Верденский дуб — название не научное, так как это самый обычный в Западной Европе скальный дуб Quercus petraea, растущий почти по всему континенту десятки тысяч лет, с тех пор как отступил последний ледник. И не географическое — до Вердена, что на севере Франции, отсюда пять дней пути, если пешком. Тут дело в истории, похожей на вполне страшную и добрую сказку, как раз подходящую для сочельника.

Городок Верден памятен ужасной, мучительно долгой и практически бессмысленной битвой Первой мировой войны, в которой хоть немцы и проиграли, французы и союзники потеряли столько, что победой такой итог не назвать. В 1916 году две стороны упёрлись друг в друга всеми своими пушками, пулемётами, газом и даже огнемётами. За почти год ада погибло 300 000 человек, и вдвое больше остались искалеченными. От дубового леса вокруг Вердена остались только обгорелые пни, торчащие из залитых грязью воронок от взрывов. Да и те часто бывали фальшивыми — куски стволов прикрывали секретные дозорные башни, так как больше спрятаться было негде.

По легенде, один из переживших Верден британских солдат вернулся домой с желудем в кармане и посадил его в 1919 году в память о погибших в битве друзьях.
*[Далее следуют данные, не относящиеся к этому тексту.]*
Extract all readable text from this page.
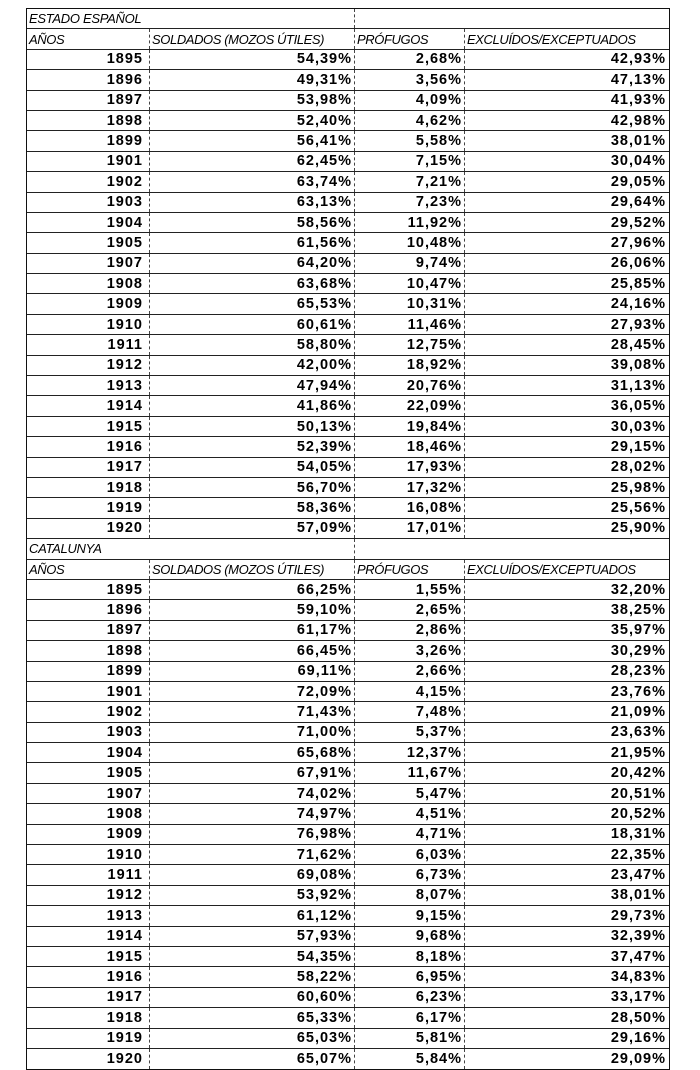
ESTADO ESPAÑOL
AÑOS	SOLDADOS (MOZOS ÚTILES)	PRÓFUGOS	EXCLUÍDOS/EXCEPTUADOS
1895	54,39%	2,68%	42,93%
1896	49,31%	3,56%	47,13%
1897	53,98%	4,09%	41,93%
1898	52,40%	4,62%	42,98%
1899	56,41%	5,58%	38,01%
1901	62,45%	7,15%	30,04%
1902	63,74%	7,21%	29,05%
1903	63,13%	7,23%	29,64%
1904	58,56%	11,92%	29,52%
1905	61,56%	10,48%	27,96%
1907	64,20%	9,74%	26,06%
1908	63,68%	10,47%	25,85%
1909	65,53%	10,31%	24,16%
1910	60,61%	11,46%	27,93%
1911	58,80%	12,75%	28,45%
1912	42,00%	18,92%	39,08%
1913	47,94%	20,76%	31,13%
1914	41,86%	22,09%	36,05%
1915	50,13%	19,84%	30,03%
1916	52,39%	18,46%	29,15%
1917	54,05%	17,93%	28,02%
1918	56,70%	17,32%	25,98%
1919	58,36%	16,08%	25,56%
1920	57,09%	17,01%	25,90%
CATALUNYA
AÑOS	SOLDADOS (MOZOS ÚTILES)	PRÓFUGOS	EXCLUÍDOS/EXCEPTUADOS
1895	66,25%	1,55%	32,20%
1896	59,10%	2,65%	38,25%
1897	61,17%	2,86%	35,97%
1898	66,45%	3,26%	30,29%
1899	69,11%	2,66%	28,23%
1901	72,09%	4,15%	23,76%
1902	71,43%	7,48%	21,09%
1903	71,00%	5,37%	23,63%
1904	65,68%	12,37%	21,95%
1905	67,91%	11,67%	20,42%
1907	74,02%	5,47%	20,51%
1908	74,97%	4,51%	20,52%
1909	76,98%	4,71%	18,31%
1910	71,62%	6,03%	22,35%
1911	69,08%	6,73%	23,47%
1912	53,92%	8,07%	38,01%
1913	61,12%	9,15%	29,73%
1914	57,93%	9,68%	32,39%
1915	54,35%	8,18%	37,47%
1916	58,22%	6,95%	34,83%
1917	60,60%	6,23%	33,17%
1918	65,33%	6,17%	28,50%
1919	65,03%	5,81%	29,16%
1920	65,07%	5,84%	29,09%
Так вырос первый верденский дуб. Возможно, это правда, а может быть, таких солдат было много или просто Франция передала желуди на память. Так или иначе столетних верденских дубов по всему острову известно много. Один из них даже рос у нас в Кью, но, к сожалению, его сломал ураган святого Иуды в октябре 2013 года. Дерево было на вид взрослое, но по дубовым меркам его неполные сто лет — это ещё юноша, как и большинство погибших под Верденом военных. К счастью, садовники Кью — немного волшебники — смогли сохранить росток того верденского дуба и посадить его на прежнее место. Надо будет подойти и проведать его. Мимо второго нашего верденского дуба я прохожу часто, он растет на склоне холма около Ротонды, как раз на пути к работе.

Новорождённая дубрава под Эпсоном — Langley Vale Centenary Wood — мемориал Первой мировой войны, где никто не забыт, и в память о каждом участнике есть дерево, а то и несколько.
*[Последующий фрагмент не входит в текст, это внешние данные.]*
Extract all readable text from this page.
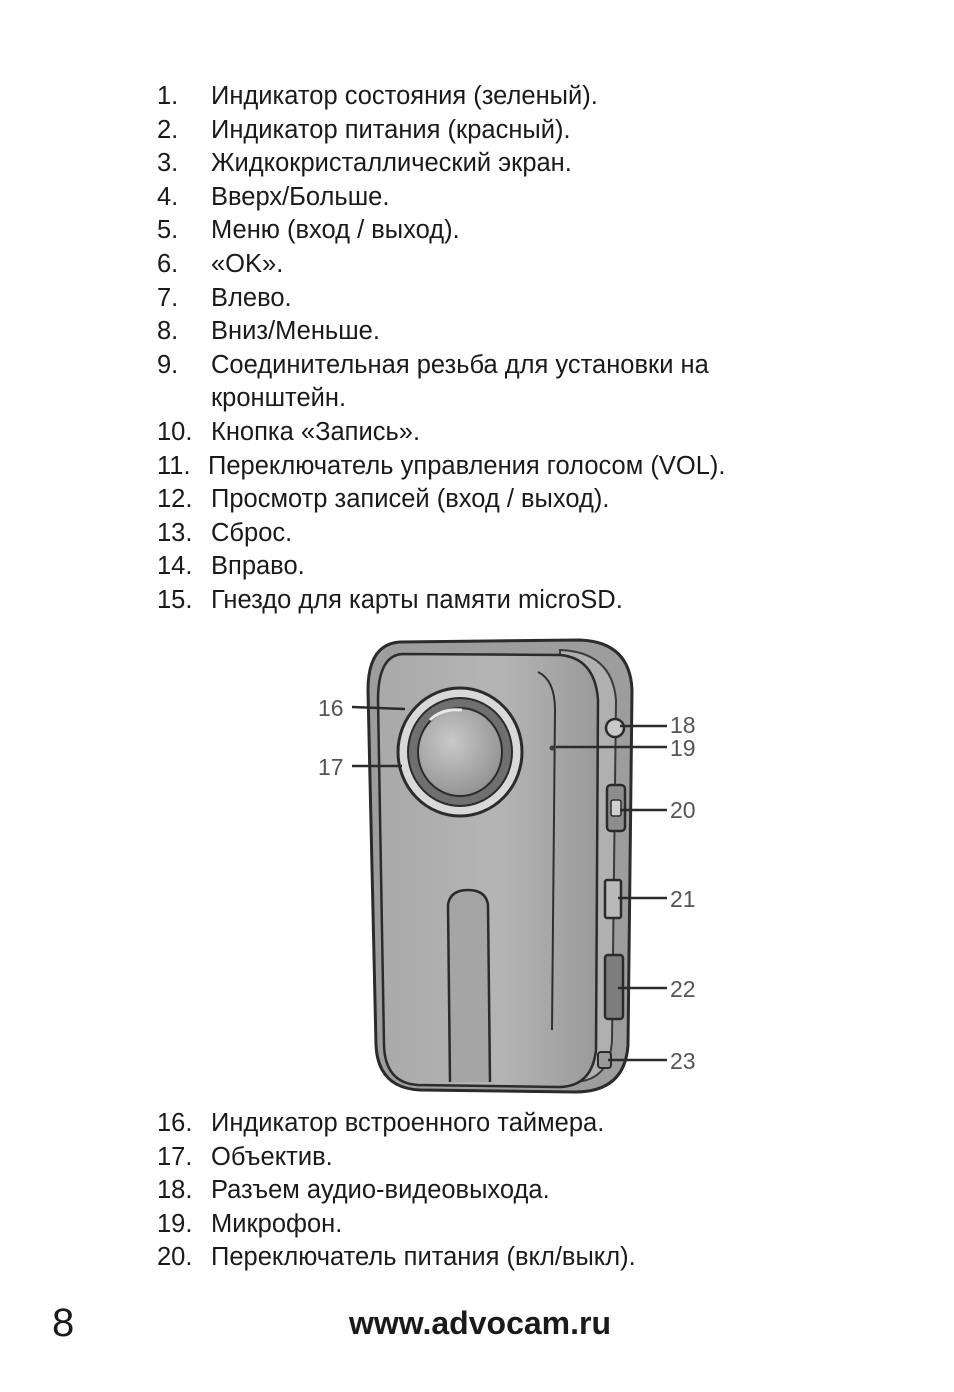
1. Индикатор состояния (зеленый).
2. Индикатор питания (красный).
3. Жидкокристаллический экран.
4. Вверх/Больше.
5. Меню (вход / выход).
6. «OK».
7. Влево.
8. Вниз/Меньше.
9. Соединительная резьба для установки на кронштейн.
10. Кнопка «Запись».
11. Переключатель управления голосом (VOL).
12. Просмотр записей (вход / выход).
13. Сброс.
14. Вправо.
15. Гнездо для карты памяти microSD.
16
17
18
19
20
21
22
23
16. Индикатор встроенного таймера.
17. Объектив.
18. Разъем аудио-видеовыхода.
19. Микрофон.
20. Переключатель питания (вкл/выкл).
8	www.advocam.ru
Langley Vale Centenary Wood, IDruzhinina, December 24, 2024
Langley Vale Centenary Wood, IDruzhinina, December 24, 2024

Когда-то давным-давно, наверное, тысячу лет назад, эта холмистая равнина к югу от Лондона или даже на самой дальней его нынешней границе была покрыта девственным дубовым и буковым лесом. Однако уже в XIII веке тут была ферма, а в XVIII — просто пашня и никакого леса. Когда началась Первая мировая война, в долине устроили тренировочные лагеря для британских войск, отправлявшихся на континент. Тут учились не только стрелять и маршировать, но и замерзать до смерти в ожидании приезда начальства, рыть траншеи, травить противника газом и спасаться от него.

Десять лет назад, в 2014 году, Woodland Trust купил всю эту землю, включая не только поля, на которых стояли лагеря, но и малюсенькие кусочки уцелевшего древнего девственного леса, чтобы восстановить его в память о той первой по всем антирейтингам войне. Среди 180 000 уже посаженных деревьев есть и верденские дубы, но уже во втором поколении — они растут из желудей тех, что посадили ветераны сто лет назад.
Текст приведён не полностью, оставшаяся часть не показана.